Instead the challenge was simply to predict which tracks a user had already listened to, given a number of other tracks which they had already listened to. In other words the aim was to model how "users who listen to track A also listen to track B", which is exactly what classical Collaborative Filtering is known to do rather well.

This sort of model can be a central component of a recommendation system, even if on its own it doesn't provide recommendations, so it's still interesting to see that classic CF appears to do this better than anything else, and to see a few tricks that Fabio used to fit the data as tightly as possible:

He used an asymmetric form of cosine distance when comparing items \begin{equation} w_{ij} = \frac{|U(i) \cap U(j)|}{|U(i)|^\alpha |U(j)|^{(1 - \alpha)}} \end{equation} where $U(i)$ is the set of users who have listened to item $i$. Setting $\alpha = 0$ works pretty well.
He applied an exponential function when aggregating these distances for a candidate item \begin{equation} h_{ui} = \sum_{j \in X(u)}{w_{ij}^q} \end{equation} where $X(u)$ is the set of tracks listened to by user $u$ and $h_{ui}$ is the score for a potential recommendation $i$. Setting $q = 3$ works well. This was the single most important tweak.
He blended these item-based recommendations with similar user-based ones. This made a small improvement, but the item-based recommender did most of the work.

Tuesday, 5 October 2010

RecSys 2010: YouTube

The YouTube team had a poster at RecSys descibing their recommender in some detail. The design is intentionally simple, and apparently entirely implemented as a series of MapReduce jobs.

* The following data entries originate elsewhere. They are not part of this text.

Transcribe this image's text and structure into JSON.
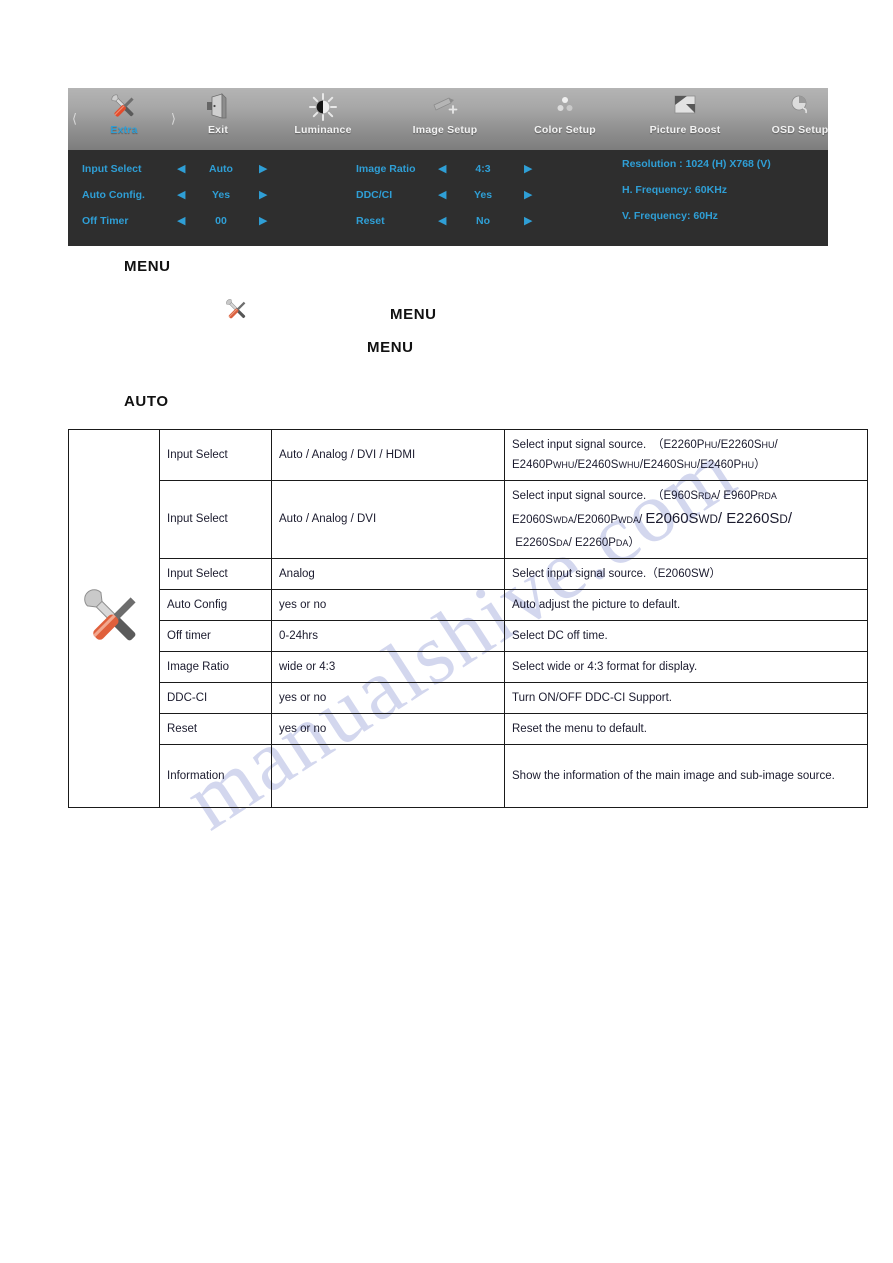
{
  "osd": {
    "tabs": [
      {
        "label": "Extra",
        "icon": "tools-icon",
        "selected": true
      },
      {
        "label": "Exit",
        "icon": "exit-door-icon",
        "selected": false
      },
      {
        "label": "Luminance",
        "icon": "brightness-icon",
        "selected": false
      },
      {
        "label": "Image Setup",
        "icon": "image-setup-icon",
        "selected": false
      },
      {
        "label": "Color Setup",
        "icon": "color-dots-icon",
        "selected": false
      },
      {
        "label": "Picture Boost",
        "icon": "picture-boost-icon",
        "selected": false
      },
      {
        "label": "OSD Setup",
        "icon": "osd-setup-icon",
        "selected": false
      }
    ],
    "nav_left_icon": "chevron-left-icon",
    "nav_right_icon": "chevron-right-icon",
    "column1": [
      {
        "label": "Input Select",
        "value": "Auto"
      },
      {
        "label": "Auto Config.",
        "value": "Yes"
      },
      {
        "label": "Off Timer",
        "value": "00"
      }
    ],
    "column2": [
      {
        "label": "Image Ratio",
        "value": "4:3"
      },
      {
        "label": "DDC/CI",
        "value": "Yes"
      },
      {
        "label": "Reset",
        "value": "No"
      }
    ],
    "info": [
      "Resolution : 1024 (H) X768 (V)",
      "H. Frequency: 60KHz",
      "V. Frequency: 60Hz"
    ],
    "arrow_left": "◀",
    "arrow_right": "▶",
    "accent_color": "#2f9fd6",
    "panel_color": "#2e2e2e"
  },
  "doc_words": [
    {
      "text": "MENU"
    },
    {
      "text": "MENU"
    },
    {
      "text": "MENU"
    },
    {
      "text": "AUTO"
    }
  ],
  "table": {
    "icon_cell": "tools-icon",
    "rows": [
      {
        "function": "Input Select",
        "value": "Auto / Analog / DVI / HDMI",
        "desc_line1": "Select   input   signal   source.　（E2260P",
        "desc_line1_sub": "HU",
        "desc_line1_b": "/E2260S",
        "desc_line1_sub2": "HU",
        "desc_line1_c": "/"
      },
      {
        "function": "Input Select",
        "value": "Auto / Analog / DVI"
      },
      {
        "function": "Input Select",
        "value": "Analog",
        "desc": "Select input signal source.（E2060SW）"
      },
      {
        "function": "Auto Config",
        "value": "yes or no",
        "desc": "Auto adjust the picture to default."
      },
      {
        "function": "Off timer",
        "value": "0-24hrs",
        "desc": "Select DC off time."
      },
      {
        "function": "Image Ratio",
        "value": "wide or 4:3",
        "desc": "Select wide or 4:3 format for display."
      },
      {
        "function": "DDC-CI",
        "value": "yes or no",
        "desc": "Turn ON/OFF DDC-CI Support."
      },
      {
        "function": "Reset",
        "value": "yes or no",
        "desc": "Reset the menu to default."
      },
      {
        "function": "Information",
        "value": "",
        "desc": "Show the information of the main image and sub-image source."
      }
    ],
    "desc_row1_prefix": "Select   input   signal   source.　（",
    "desc_row1_models": "E2260PHU/E2260SHU/ E2460PWHU/E2460SWHU/E2460SHU/E2460PHU）",
    "desc_row2_prefix": "Select input signal source.　（",
    "desc_row2_models": "E960SRDA/ E960PRDA E2060SWDA/E2060PWDA/ E2060SWD/ E2260SD/ E2260SDA/ E2260PDA）"
  },
  "watermark": {
    "text": "manualshive.com",
    "color": "#b9bfe4"
  }
}
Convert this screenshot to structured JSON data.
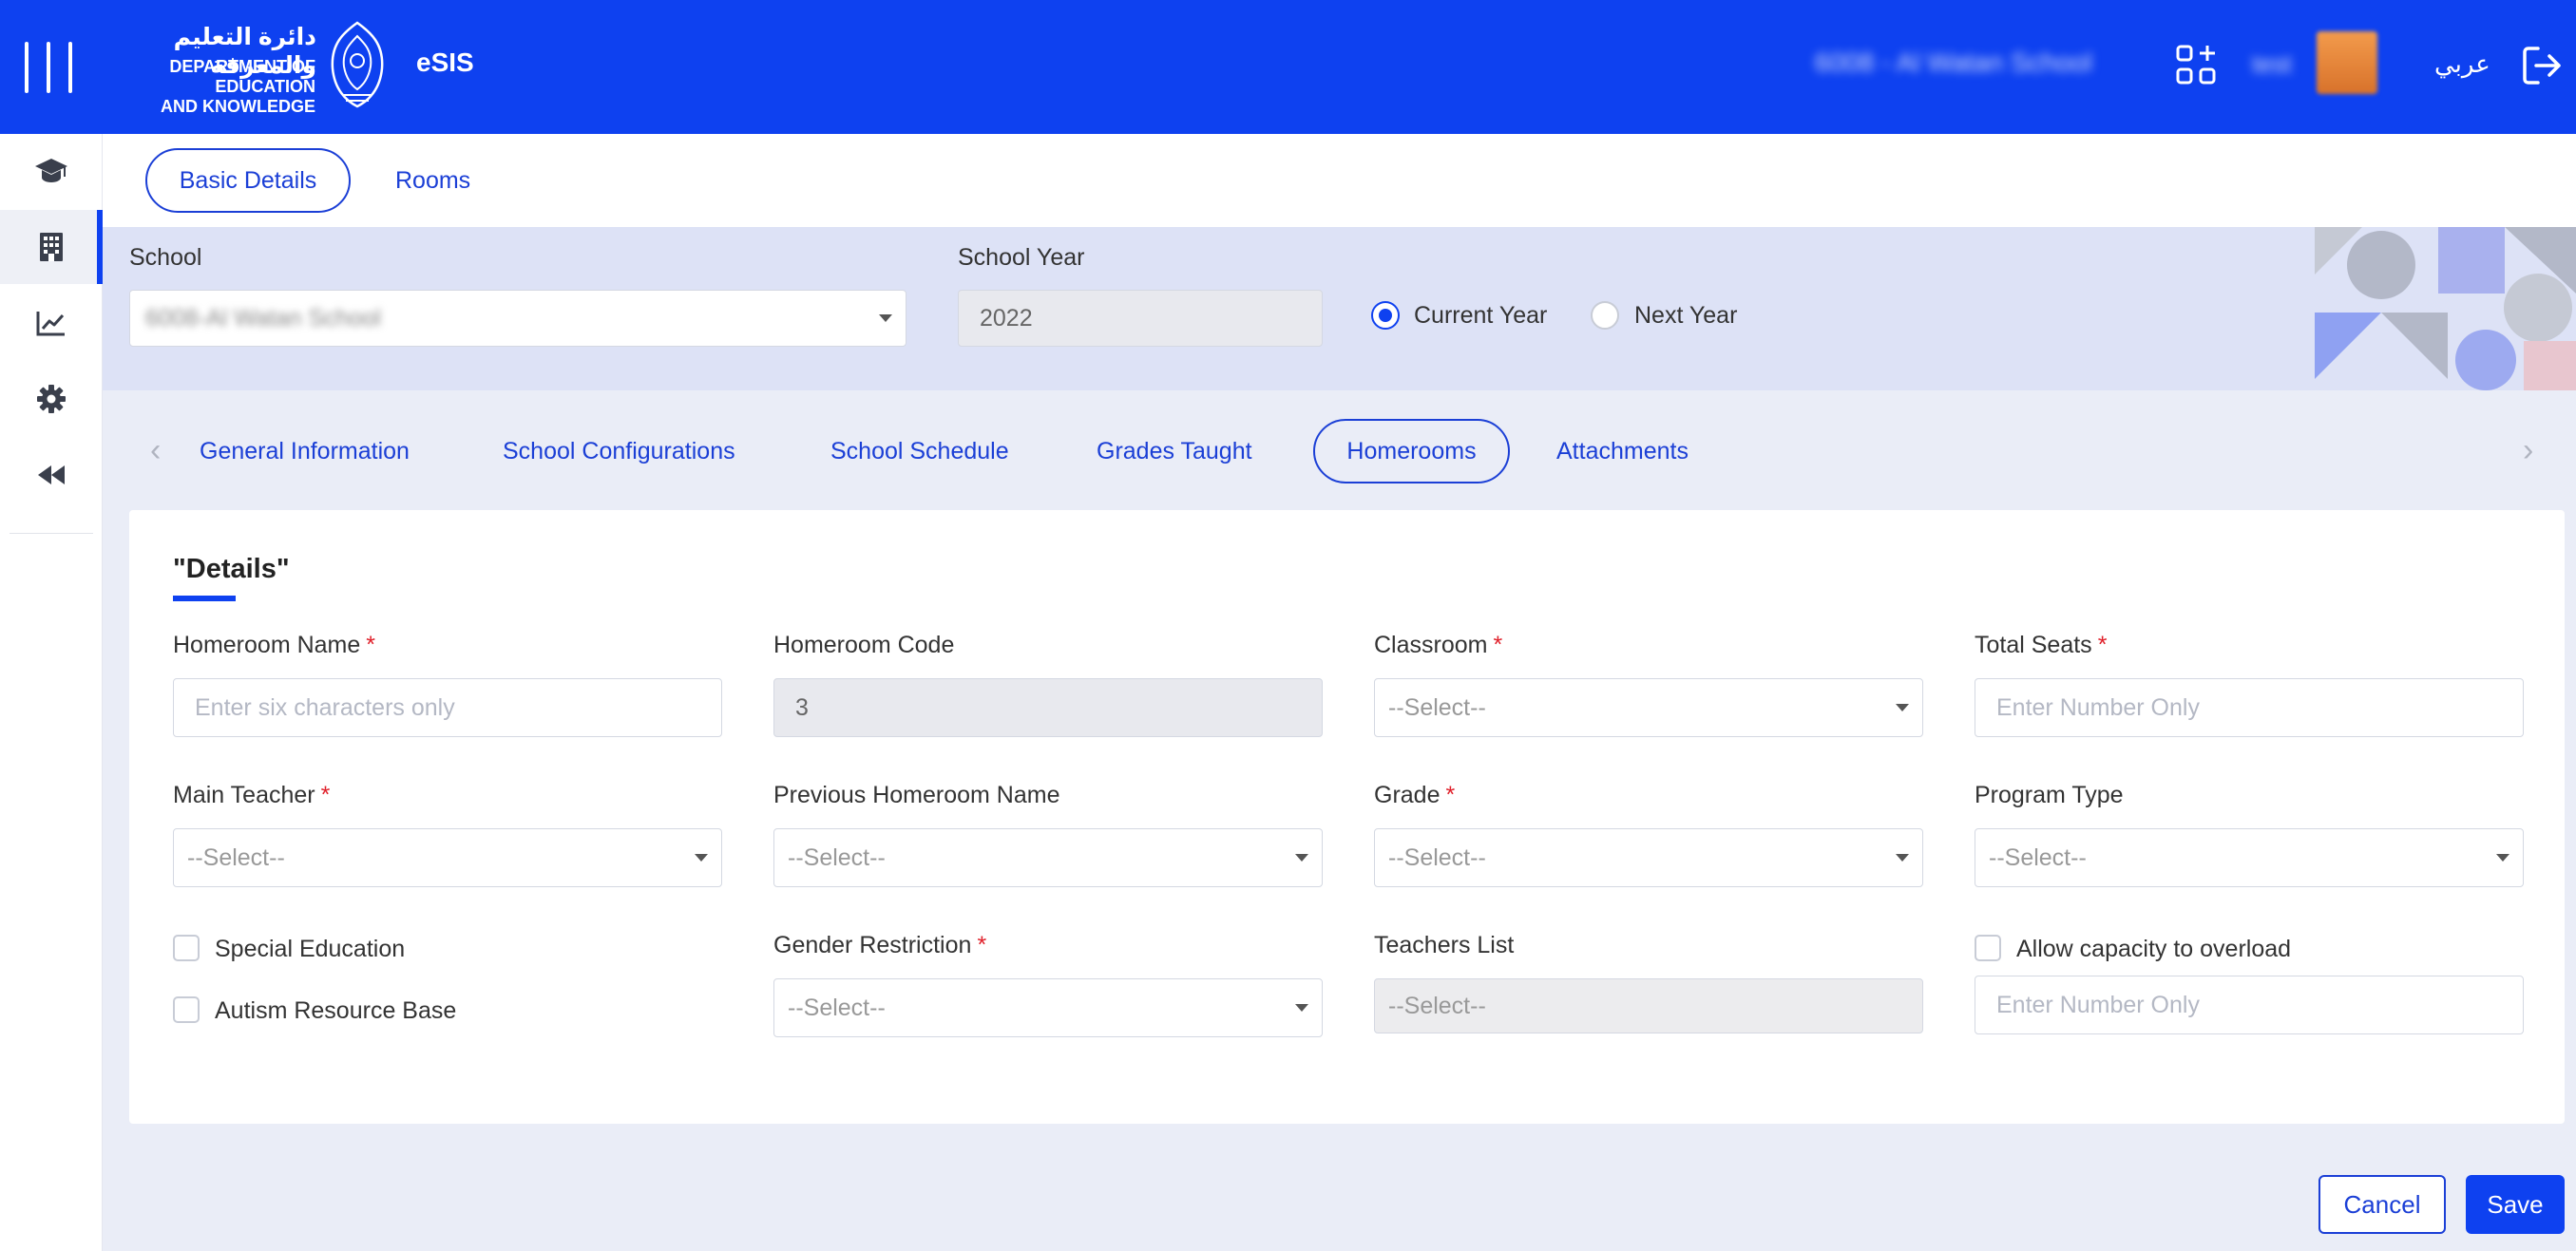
{
  "header": {
    "logo_arabic": "دائرة التعليم والمعرفة",
    "logo_english_line1": "DEPARTMENT OF EDUCATION",
    "logo_english_line2": "AND KNOWLEDGE",
    "app_name": "eSIS",
    "school_name": "6008 - Al Watan School",
    "user_name": "test",
    "language_toggle": "عربي"
  },
  "sidebar": {
    "items": [
      {
        "icon": "graduation-cap-icon"
      },
      {
        "icon": "building-icon",
        "active": true
      },
      {
        "icon": "chart-line-icon"
      },
      {
        "icon": "gear-icon"
      },
      {
        "icon": "rewind-icon"
      }
    ]
  },
  "top_tabs": [
    {
      "label": "Basic Details",
      "active": true
    },
    {
      "label": "Rooms",
      "active": false
    }
  ],
  "filters": {
    "school_label": "School",
    "school_value": "6008-Al Watan School",
    "year_label": "School Year",
    "year_value": "2022",
    "current_year_label": "Current Year",
    "next_year_label": "Next Year",
    "selected_year_option": "Current Year"
  },
  "section_tabs": [
    {
      "label": "General Information",
      "active": false
    },
    {
      "label": "School Configurations",
      "active": false
    },
    {
      "label": "School Schedule",
      "active": false
    },
    {
      "label": "Grades Taught",
      "active": false
    },
    {
      "label": "Homerooms",
      "active": true
    },
    {
      "label": "Attachments",
      "active": false
    }
  ],
  "details": {
    "title": "\"Details\"",
    "required_mark": "*",
    "homeroom_name_label": "Homeroom Name",
    "homeroom_name_placeholder": "Enter six characters only",
    "homeroom_code_label": "Homeroom Code",
    "homeroom_code_value": "3",
    "classroom_label": "Classroom",
    "total_seats_label": "Total Seats",
    "number_placeholder": "Enter Number Only",
    "main_teacher_label": "Main Teacher",
    "previous_homeroom_label": "Previous Homeroom Name",
    "grade_label": "Grade",
    "program_type_label": "Program Type",
    "special_education_label": "Special Education",
    "autism_resource_label": "Autism Resource Base",
    "gender_restriction_label": "Gender Restriction",
    "teachers_list_label": "Teachers List",
    "allow_overload_label": "Allow capacity to overload",
    "select_placeholder": "--Select--"
  },
  "actions": {
    "cancel_label": "Cancel",
    "save_label": "Save"
  },
  "colors": {
    "brand_blue": "#0e41f0",
    "required_red": "#e0202a",
    "band_background": "#dde2f6"
  }
}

They first compute fixed-length lists of related videos, based in principle on simple co-occurrence counts in a short period i.e. given a video i, the count for a candidate related video j could be the number of users who viewed both i and j within the last 24 hours. The counts are normalised to take into account the relative popularity of different videos, and no doubt massaged in numerous other ways to remove noise and bias. As the paper says, "this is a simplified description".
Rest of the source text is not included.